The Environmental Protection Agency does evaluate all pesticides and herbicides to ensure they meet federal safety standards that protect human health and the environment before they can be sold in the United States, so there’s some level of comfort in that.

Damon Milotte, general manager at Tailor Made Lawns, says herbicides are most dangerous in their concentrated form. “The biggest risk is to the person who is doing the mixing of the pesticides,” he says. “Once diluted, the danger goes way down.”

If you do choose to use an herbicide, he says it’s imperative that you follow the label instructions and re-entry time guidelines, so that children and pets don’t play on the lawn too soon after it is applied.

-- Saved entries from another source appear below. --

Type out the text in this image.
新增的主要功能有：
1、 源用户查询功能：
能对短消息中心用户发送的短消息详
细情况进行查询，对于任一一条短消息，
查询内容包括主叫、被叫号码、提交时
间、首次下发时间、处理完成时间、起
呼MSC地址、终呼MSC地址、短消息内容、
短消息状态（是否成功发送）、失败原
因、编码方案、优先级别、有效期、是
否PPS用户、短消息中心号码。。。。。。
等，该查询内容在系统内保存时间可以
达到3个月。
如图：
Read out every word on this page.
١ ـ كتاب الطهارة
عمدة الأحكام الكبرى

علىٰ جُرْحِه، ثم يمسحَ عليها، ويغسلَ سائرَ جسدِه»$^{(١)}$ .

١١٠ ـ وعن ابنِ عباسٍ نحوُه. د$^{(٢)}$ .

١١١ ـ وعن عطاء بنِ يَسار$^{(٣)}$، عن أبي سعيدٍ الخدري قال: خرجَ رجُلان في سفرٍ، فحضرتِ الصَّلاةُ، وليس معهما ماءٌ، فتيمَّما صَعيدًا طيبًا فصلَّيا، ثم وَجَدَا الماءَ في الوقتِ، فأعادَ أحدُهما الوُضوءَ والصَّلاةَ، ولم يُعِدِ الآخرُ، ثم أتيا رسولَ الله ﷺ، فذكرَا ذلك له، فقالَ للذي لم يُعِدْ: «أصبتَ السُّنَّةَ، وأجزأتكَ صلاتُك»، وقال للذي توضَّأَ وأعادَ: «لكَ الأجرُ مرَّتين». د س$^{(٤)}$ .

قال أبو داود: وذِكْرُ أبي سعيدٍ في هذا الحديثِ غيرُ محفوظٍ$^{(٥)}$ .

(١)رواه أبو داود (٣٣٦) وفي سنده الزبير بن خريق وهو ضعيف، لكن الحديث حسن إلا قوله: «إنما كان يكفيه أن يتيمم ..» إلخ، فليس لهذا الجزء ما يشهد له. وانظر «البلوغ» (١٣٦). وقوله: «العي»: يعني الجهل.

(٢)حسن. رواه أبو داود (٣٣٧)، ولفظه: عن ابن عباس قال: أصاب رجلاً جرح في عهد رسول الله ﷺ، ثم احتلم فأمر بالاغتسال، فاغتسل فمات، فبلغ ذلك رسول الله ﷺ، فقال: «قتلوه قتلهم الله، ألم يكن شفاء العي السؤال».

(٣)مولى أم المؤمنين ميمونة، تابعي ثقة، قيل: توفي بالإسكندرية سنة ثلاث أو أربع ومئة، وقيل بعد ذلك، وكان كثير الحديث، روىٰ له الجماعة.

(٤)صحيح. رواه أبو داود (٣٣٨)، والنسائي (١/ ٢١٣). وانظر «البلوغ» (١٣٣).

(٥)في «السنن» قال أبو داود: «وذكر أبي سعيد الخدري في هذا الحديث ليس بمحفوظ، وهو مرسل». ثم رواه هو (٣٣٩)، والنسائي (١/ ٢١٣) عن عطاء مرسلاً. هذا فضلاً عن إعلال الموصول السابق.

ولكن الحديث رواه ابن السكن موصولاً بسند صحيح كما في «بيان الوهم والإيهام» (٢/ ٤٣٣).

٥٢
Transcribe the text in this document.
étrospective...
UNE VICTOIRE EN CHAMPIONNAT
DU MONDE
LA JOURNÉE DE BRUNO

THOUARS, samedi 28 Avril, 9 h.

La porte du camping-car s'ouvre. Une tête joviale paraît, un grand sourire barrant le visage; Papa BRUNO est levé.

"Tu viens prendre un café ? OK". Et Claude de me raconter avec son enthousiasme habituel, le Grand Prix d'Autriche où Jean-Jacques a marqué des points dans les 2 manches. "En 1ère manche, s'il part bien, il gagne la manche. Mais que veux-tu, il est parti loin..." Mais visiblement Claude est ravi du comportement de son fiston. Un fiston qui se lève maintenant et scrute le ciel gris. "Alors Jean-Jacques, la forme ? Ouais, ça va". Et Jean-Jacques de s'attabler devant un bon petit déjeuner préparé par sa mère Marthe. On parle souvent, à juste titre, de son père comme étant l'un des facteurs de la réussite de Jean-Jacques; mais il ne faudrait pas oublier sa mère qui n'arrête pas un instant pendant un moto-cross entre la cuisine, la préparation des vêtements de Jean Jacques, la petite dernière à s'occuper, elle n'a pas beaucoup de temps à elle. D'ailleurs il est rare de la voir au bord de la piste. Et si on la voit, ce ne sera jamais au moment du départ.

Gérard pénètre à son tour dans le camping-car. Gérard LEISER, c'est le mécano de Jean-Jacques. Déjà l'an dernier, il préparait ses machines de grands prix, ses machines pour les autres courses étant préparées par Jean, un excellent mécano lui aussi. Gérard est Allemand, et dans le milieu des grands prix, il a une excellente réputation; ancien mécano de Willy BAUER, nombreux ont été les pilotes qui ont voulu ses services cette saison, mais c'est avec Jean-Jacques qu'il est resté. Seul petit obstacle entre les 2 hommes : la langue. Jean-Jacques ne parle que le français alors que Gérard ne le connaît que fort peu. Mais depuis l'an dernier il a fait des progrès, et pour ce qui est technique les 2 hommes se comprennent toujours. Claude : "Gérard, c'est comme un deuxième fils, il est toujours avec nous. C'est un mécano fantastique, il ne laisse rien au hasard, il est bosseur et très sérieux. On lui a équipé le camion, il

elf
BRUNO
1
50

“The label is the law,” says Milotte. “Read the precautionary statement, wear the proper personal protective equipment, and follow all instructions explicitly. When mixed properly, applied properly, and the re-entry time is followed properly, there should be no issues.”

Still worried? Have a licensed lawn professional do the work if it will help give you peace of mind.

How to kill weeds naturally

What if you want to err on the side of caution and go the eco-friendly route—can you still wipe out weeds? There are plenty of natural recipes online for homemade weed killers using everything from vinegar to cornmeal and salt, but none are all that effective, says Jake Hill, a research analyst with LawnStarter Lawn Care. There are, however, some proven all-natural techniques to keep weeds at bay. Here are a few to try:

  • Crowd out weeds with a healthy lawn. The best defense against weeds invading your lawn is keeping the grass healthy to begin with. This technique is called “crowding out the weeds.” Proper lawn maintenance habits, such as keeping your mower blade sharp and mowing during the mornings and evenings, as opposed to the hottest part of the day, are easy steps you can take to keep your lawn healthy.
  • Keep bare patches to a minimum. Weeds sprout the fastest in bare patches of lawn where the grass is either dead or dying. To avoid lifeless patches of dirt, right before the grass begins to grow in the spring, it’s a good idea to overseed (in other words, plant extra seeds to thicken your lawn) and aerate, which adds oxygen to the soil.
  • Make sure you don’t cut the lawn too short. This technique coincides with crowding out the weeds. A common mistake made by homeowners, in an attempt to increase the time they can leave before they have to mow their lawn again, is to cut the grass really short. But this risks scalping the lawn, creating the perfect opportunity for weeds to creep in while the grass struggles to grow back to its optimal height. As a general rule, never remove more than one-third of the grass blade at a time.
  • Water grass infrequently and deeply. Frequent watering in short bursts results in grass with shallow roots; it also helps crabgrass, chickweed, sedges, and other weed seeds to germinate. However, if you water too little, the lawn suffers, while weeds adapted to drier soil, like spotted spurge, Bermuda grass, and quack grass, can thrive. The best compromise is to give your lawn deep soakings about once a week. Most types of grass need only about an inch of water per week. Set an empty tuna can on the lawn to check on when you have applied 1 inch of water.
  • Handpick weeds the right way. Handpicking weeds can certainly nip them in the bud. Just make sure to pull them up slowly, in order to remove the entire root system. Simply picking the stem will allow the weed to grow right back in where it was.

The bottom line: Constant vigilance is key.

“Even if you do everything perfectly and eliminate every weed from your property, every time there’s a strong wind, you are receiving weed seed delivery from neighboring properties,” Milotte says. “Weed seed can be smaller than a grain of sand, and its only job is to find a place to land and grow to create the next batch of seeds.”

So keep your eyes peeled, and get your grass in great condition to fight the good fight.